After doing a number of speaking arrangements, I find that I have been using a number of different microphones. I have to admit that I am not really used to talking into a microphone yet so I have been thinking that maybe I should practice.

This means that I need to get my own microphone. So I have been researching what the top vocal microphone is. I was surprised about how many different options there are.

What To Look For When Choosing A Microphone

A microphone can make or break a project. A vital piece of equipment for any recording project, the microphone can define how good or bad the project will go and therefore some special attention should be given to it. Everyone should know what to look for when choosing a vocal microphone: function, noise cancelling, plugs, options, and software compatibility. While there are other considerations, those are the biggest ones that anyone should consider when looking for a good microphone for a specific project or game.

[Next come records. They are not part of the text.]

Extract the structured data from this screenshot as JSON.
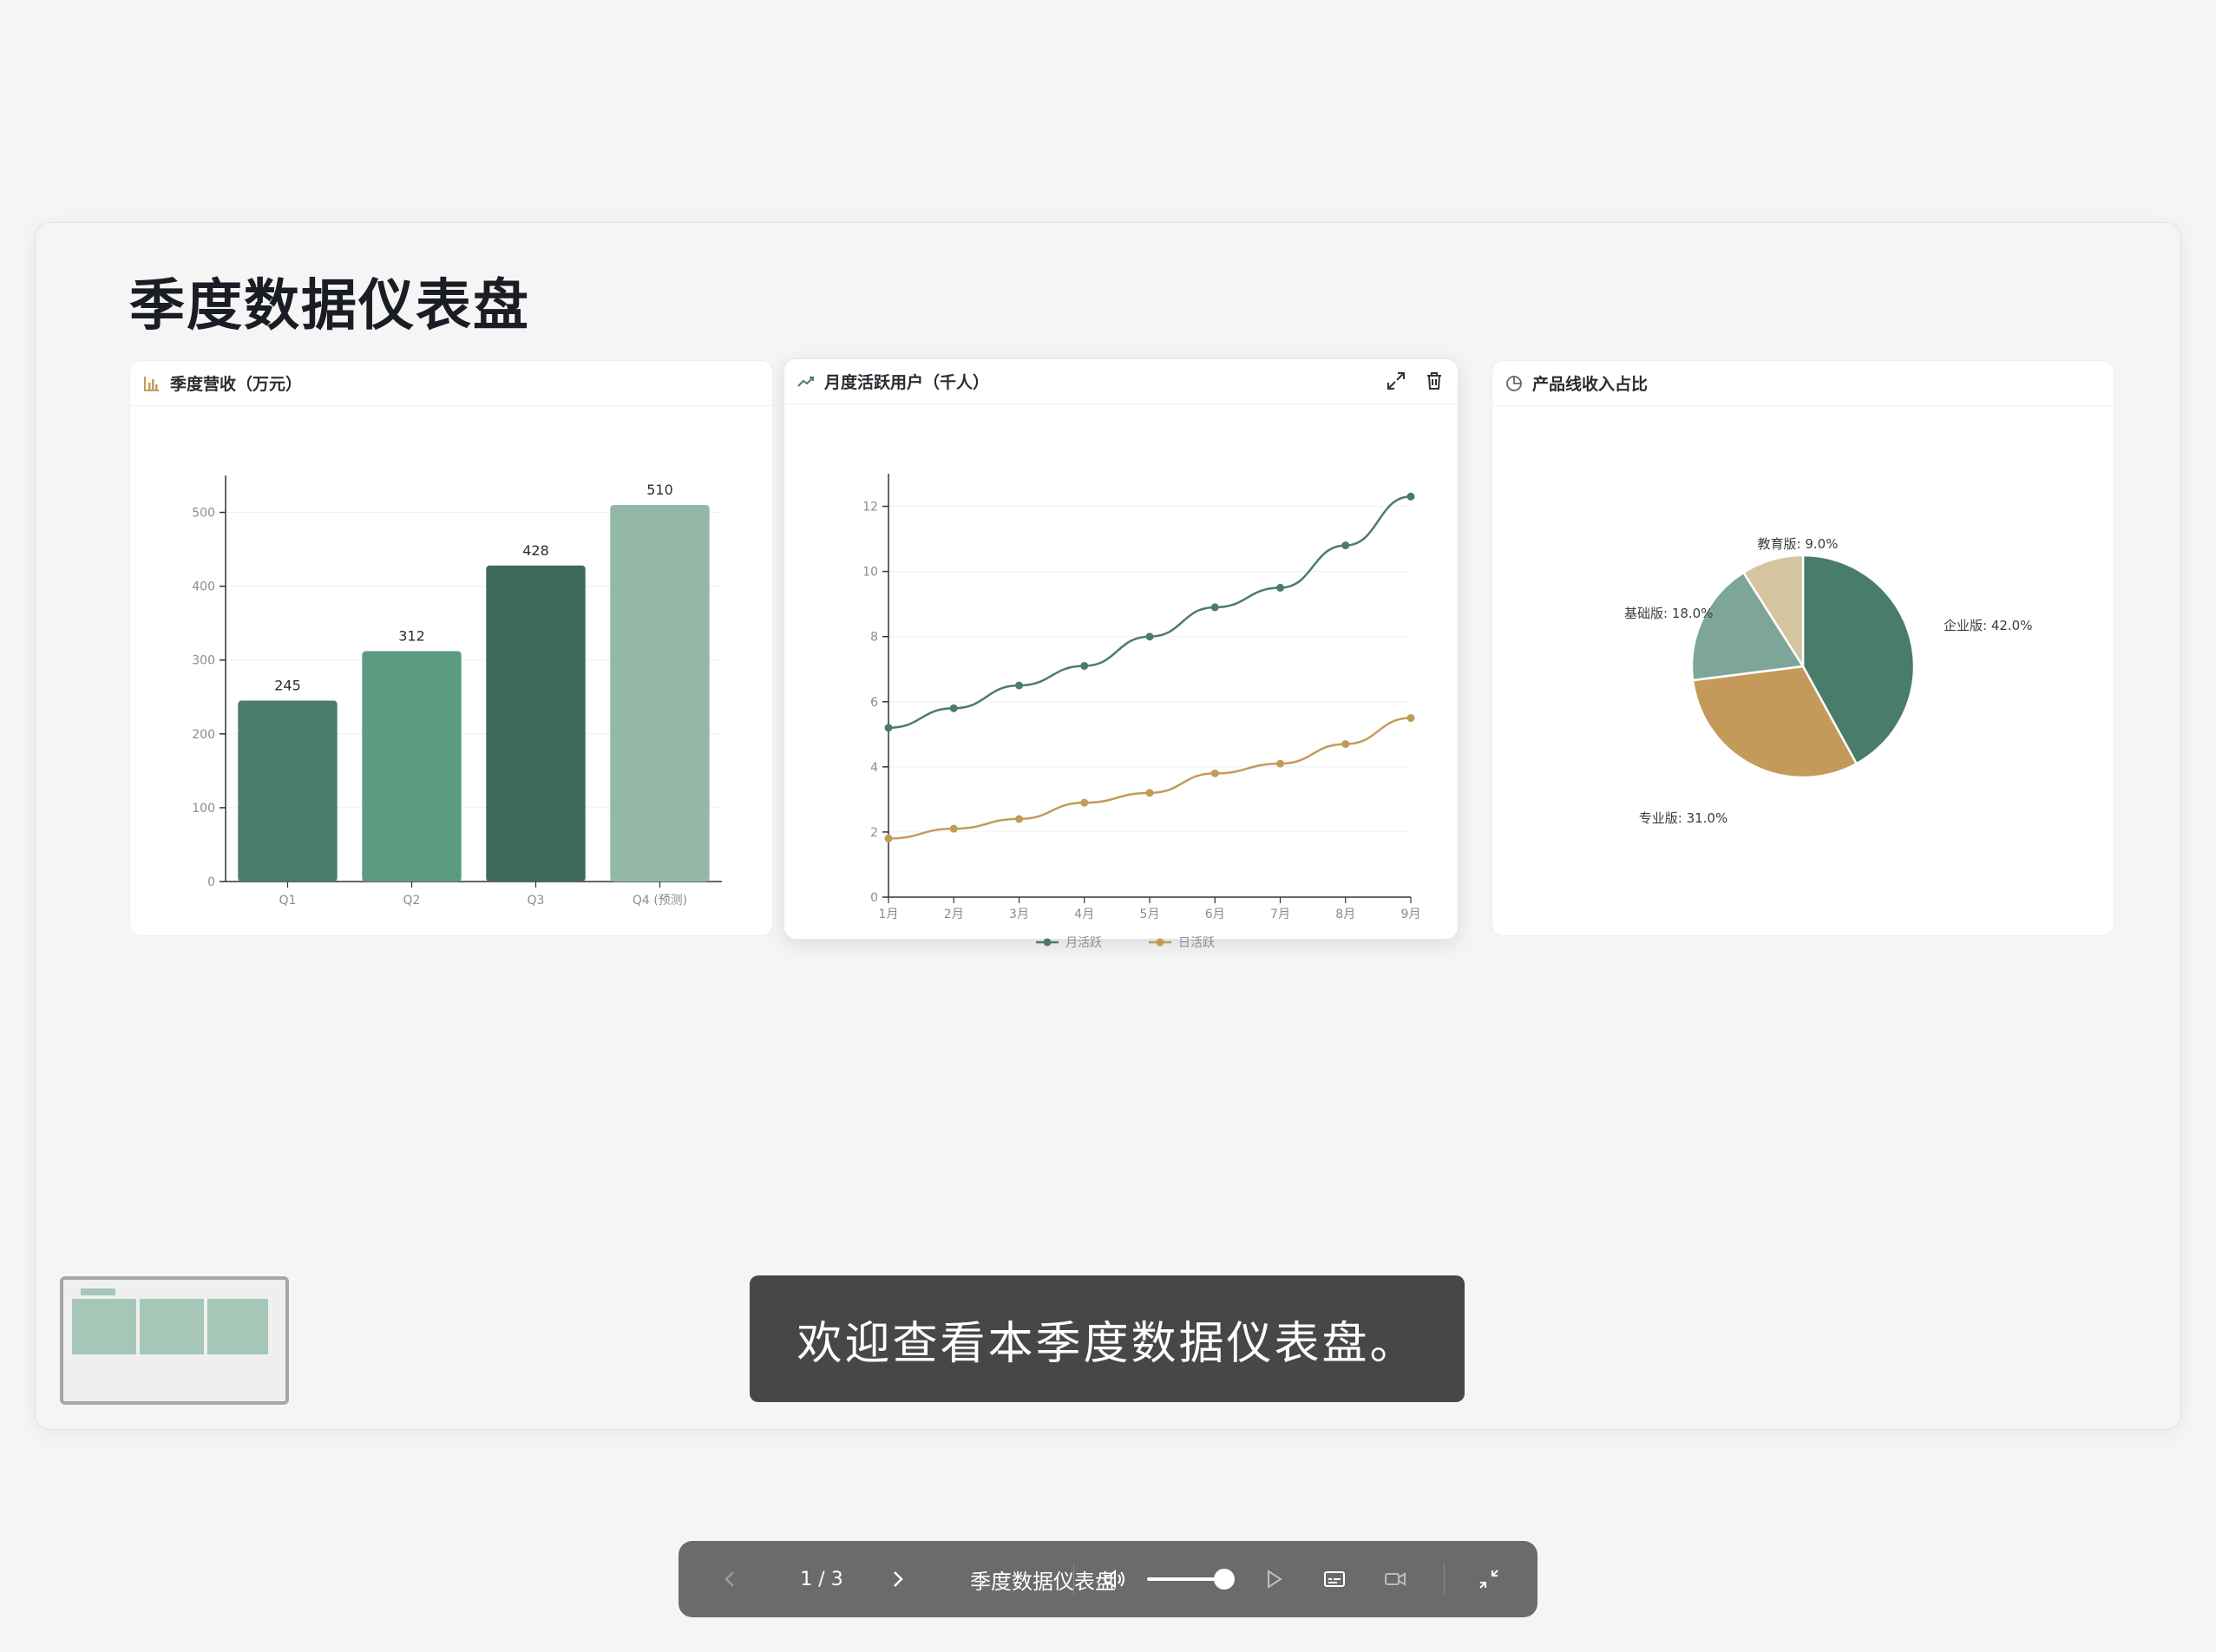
{
  "slide": {
    "title": "季度数据仪表盘"
  },
  "cards": {
    "revenue": {
      "title": "季度营收（万元）"
    },
    "users": {
      "title": "月度活跃用户（千人）"
    },
    "share": {
      "title": "产品线收入占比"
    }
  },
  "chart_data": [
    {
      "type": "bar",
      "title": "季度营收（万元）",
      "categories": [
        "Q1",
        "Q2",
        "Q3",
        "Q4 (预测)"
      ],
      "values": [
        245,
        312,
        428,
        510
      ],
      "data_labels": [
        "245",
        "312",
        "428",
        "510"
      ],
      "ylim": [
        0,
        550
      ],
      "yticks": [
        0,
        100,
        200,
        300,
        400,
        500
      ],
      "colors": [
        "#4a7c6a",
        "#5b9b82",
        "#3f6a5b",
        "#94b8a7"
      ],
      "grid": true
    },
    {
      "type": "line",
      "title": "月度活跃用户（千人）",
      "x": [
        "1月",
        "2月",
        "3月",
        "4月",
        "5月",
        "6月",
        "7月",
        "8月",
        "9月"
      ],
      "series": [
        {
          "name": "月活跃",
          "values": [
            5.2,
            5.8,
            6.5,
            7.1,
            8.0,
            8.9,
            9.5,
            10.8,
            12.3
          ],
          "color": "#4a7c6a"
        },
        {
          "name": "日活跃",
          "values": [
            1.8,
            2.1,
            2.4,
            2.9,
            3.2,
            3.8,
            4.1,
            4.7,
            5.5
          ],
          "color": "#c49a5a"
        }
      ],
      "ylim": [
        0,
        13
      ],
      "yticks": [
        0,
        2,
        4,
        6,
        8,
        10,
        12
      ],
      "legend": "bottom",
      "grid": true
    },
    {
      "type": "pie",
      "title": "产品线收入占比",
      "slices": [
        {
          "label": "企业版: 42.0%",
          "value": 42.0,
          "color": "#4a7c6a"
        },
        {
          "label": "专业版: 31.0%",
          "value": 31.0,
          "color": "#c49a5a"
        },
        {
          "label": "基础版: 18.0%",
          "value": 18.0,
          "color": "#7ea698"
        },
        {
          "label": "教育版: 9.0%",
          "value": 9.0,
          "color": "#d4c4a0"
        }
      ]
    }
  ],
  "subtitle": {
    "text": "欢迎查看本季度数据仪表盘。"
  },
  "controls": {
    "page_indicator": "1 / 3",
    "presentation_title": "季度数据仪表盘",
    "volume": 0.85
  },
  "icons": {
    "bar_chart": "bar-chart-icon",
    "line_chart": "trend-icon",
    "pie_chart": "pie-chart-icon",
    "expand": "expand-icon",
    "delete": "trash-icon"
  }
}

The biggest issue is the function of the microphone. Most microphones are used for general recording, such as for video narration or podcasting, while others are used for games or recording music. The quality of the microphone can vary depending on the potential use, and quality can make a difference depending on the use. If you are recording music or singing, for example, then the quality has to be as good as you can get it, but if it is just for communication then you can get away with somewhat poorer quality. In short, the function determines how good the microphone has to be, and the more professional you need the sound the better that the microphone has to be.

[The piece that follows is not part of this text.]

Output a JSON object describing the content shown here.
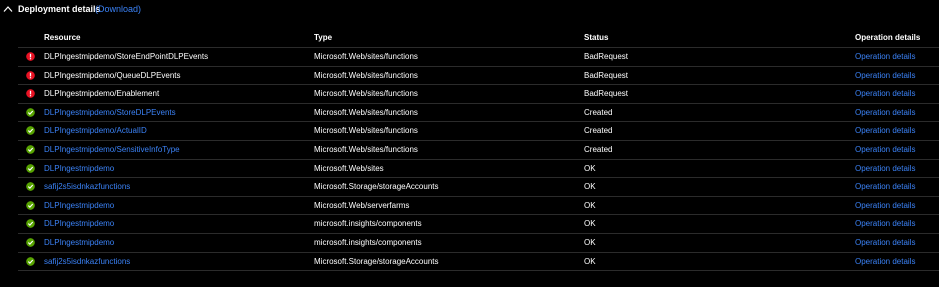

Noise cancellation may sound like just an option, but it can actually be an important feature. Noise cancellation is the ability of a mic to deal with extraneous sound beyond a certain radius; depending on the situation this can actually be a good thing or bad and thus needs to be debated. If you are trying to record something or require sounds to be crystal sharp, such as when using software that translates speech to text, then you need a mic that virtually ignores anything more than a foot or two from it. On the other hand, if you recording a band or panel then noise cancellation may actually be a bad thing. As such, debate if you even need noise cancellation when looking at a microphone.

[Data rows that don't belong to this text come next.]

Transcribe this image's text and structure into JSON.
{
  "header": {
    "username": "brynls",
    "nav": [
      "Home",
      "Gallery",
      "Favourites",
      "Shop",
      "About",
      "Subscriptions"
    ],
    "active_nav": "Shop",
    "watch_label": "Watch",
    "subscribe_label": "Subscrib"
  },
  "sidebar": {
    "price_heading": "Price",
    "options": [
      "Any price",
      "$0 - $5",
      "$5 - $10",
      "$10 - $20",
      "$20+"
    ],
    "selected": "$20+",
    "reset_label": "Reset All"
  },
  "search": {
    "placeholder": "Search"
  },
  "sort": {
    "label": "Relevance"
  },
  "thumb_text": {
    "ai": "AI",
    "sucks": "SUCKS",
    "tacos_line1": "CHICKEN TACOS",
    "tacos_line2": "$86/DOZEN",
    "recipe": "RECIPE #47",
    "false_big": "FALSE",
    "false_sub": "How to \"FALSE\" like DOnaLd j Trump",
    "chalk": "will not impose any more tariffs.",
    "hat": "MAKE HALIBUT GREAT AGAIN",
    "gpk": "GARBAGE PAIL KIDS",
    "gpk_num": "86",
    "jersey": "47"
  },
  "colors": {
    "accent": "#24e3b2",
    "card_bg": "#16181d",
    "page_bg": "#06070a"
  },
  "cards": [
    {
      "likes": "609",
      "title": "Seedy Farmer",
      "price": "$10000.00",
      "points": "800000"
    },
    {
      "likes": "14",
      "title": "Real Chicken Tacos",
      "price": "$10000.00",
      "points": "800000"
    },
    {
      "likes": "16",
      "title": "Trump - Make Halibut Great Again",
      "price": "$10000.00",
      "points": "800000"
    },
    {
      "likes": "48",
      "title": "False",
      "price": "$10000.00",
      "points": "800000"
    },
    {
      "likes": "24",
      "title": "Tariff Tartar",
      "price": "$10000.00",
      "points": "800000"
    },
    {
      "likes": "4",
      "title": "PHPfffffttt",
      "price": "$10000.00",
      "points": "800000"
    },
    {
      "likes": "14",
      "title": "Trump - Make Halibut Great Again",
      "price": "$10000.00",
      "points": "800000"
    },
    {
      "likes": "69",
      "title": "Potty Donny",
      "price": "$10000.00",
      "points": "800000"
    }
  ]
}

How the microphone plugs into the device is also important. In general, your options are 25mm, 35mm, 35mm split, or USB. The 35mm split option has two 35mm jacks with one for listening and the other for recording. For most people the difference between the options is slight, and the 25mm only applies for phones and some other devices. However, for those interested in the best sound and most options for recording, the options from best to worst are USB, 35mm, and 35mm split, if the options are available.

Some microphones are geared to specific systems rather than being essentially plug & play hardware. In that regard it is important to look at software compatibility issues and to see if the microphone is meant for a specific system; all this means is that the microphone has been optimized for the operating system in question and takes advantage of specific features of the operating system in question. It is thus important to look at any suggestions on the package itself.

Obviously the features of the microphone should also be taken into consideration, such as mute functions, length of the cord, and any other detail that you may consider important. A long cord, for example, is great for people that tend to do a lot of walking and talking, while others prefer Bluetooth capability as it allows discreet use of recording devices. As such keep in mind whatever specific features you are looking for and make sure that the microphones have the feature in question. Ultimately, the microphone needs to have whatever features you need, and you should not settle for anything less.